Another method of controlling the car's interior temperature is via the use of high-performance films, like the 3M Crystalline film. The film can remain virtually clear (see-through) while blocking the heat and UV rays - thus remaining "legal" for use in windshields, where dark tint is not permitted in most locations, for simple reasons of safety.
This final technological development isn't brand new, and your tech columnist has griped about this trend in the past, but it continues to expand and present issues, particularly for those of us who enjoyed the growth and expansion of software, its uses and sophistication.
More and more, you simply do not "own" your software. While it was always the case that a new version of a program installed on your computer would inevitably come around, and its proliferation in use among friends and more importantly, clients and co-workers, would often dictate that you "upgrade," in the "bad old days" you purchased a copy of a program, it was provided for you on a CD, and it was yours.
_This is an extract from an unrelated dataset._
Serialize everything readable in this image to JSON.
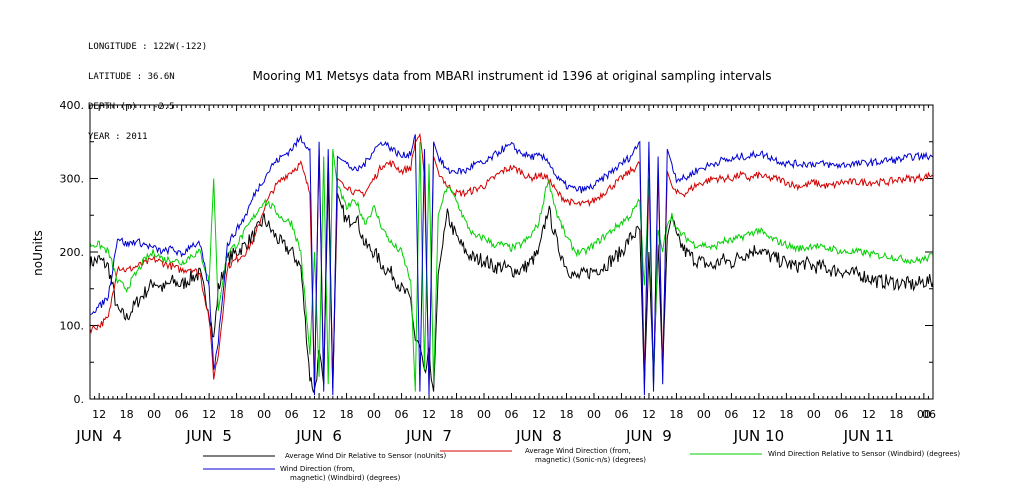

You could use it as long as the installation on a particular computer worked.
If you upgraded your "tower" or your laptop, eventually the operating system might reject a certain version of a given program as simply not being usable with the current version of that system software, and eventually you'd have to get a new release of the specific program to stay current.
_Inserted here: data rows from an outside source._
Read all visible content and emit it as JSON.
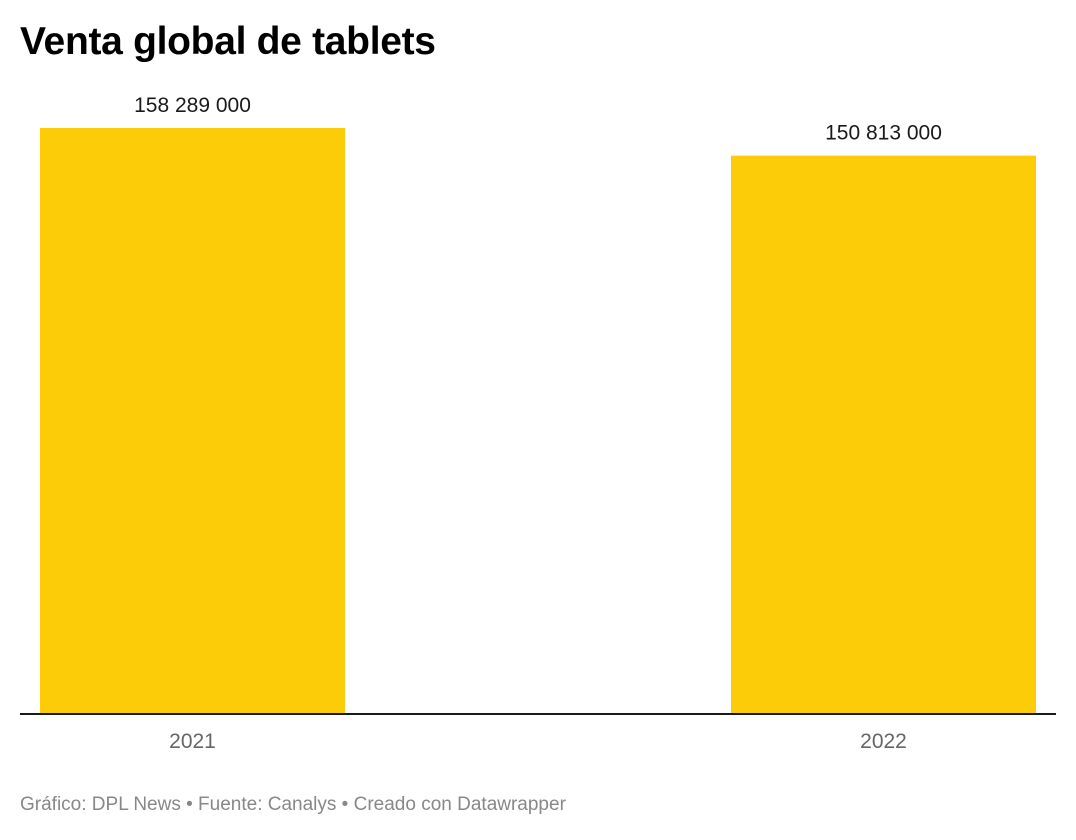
{
  "chart_data": {
    "type": "bar",
    "title": "Venta global de tablets",
    "categories": [
      "2021",
      "2022"
    ],
    "values": [
      158289000,
      150813000
    ],
    "value_labels": [
      "158 289 000",
      "150 813 000"
    ],
    "xlabel": "",
    "ylabel": "",
    "ylim": [
      0,
      158289000
    ],
    "grid": false,
    "legend": "none",
    "bar_color": "#fdcc09",
    "axis_color": "#1a1a1a",
    "value_label_color": "#1a1a1a",
    "tick_label_color": "#666666"
  },
  "footer": {
    "text": "Gráfico: DPL News • Fuente: Canalys • Creado con Datawrapper"
  }
}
What's now the case is that, by the "terms of service," you typically do not own the software, you have purchased a license, as agreed to the in EULA (end-user license agreement), and can use it as long as the term of the license and/or as long as you pay a one-time or recurring fee, so long as that release is current.
Many programs these days won't work if you're off-line and a license can't be validated, so you can't even use old or even subscription-based software by remaining offline as you try to produce a document, or edit a photo, or even play a game.
And granted, most of the time we're happy to get a newer version of a program because it is true, the developers are constantly working to improve and expand their product. But there are times, too, when what you want is a simple function you know how to perform and can reliably produce with even an old and out-dated version of software, without incurring new or higher costs.
But like the old Bakelite phones once in your home courtesy of the phone company - and remaining the property of the phone company - software now is licensed to you, the user, and the property of the developer. You don't have to physically return it, but you do have to pay your "phone bill" to keep it working.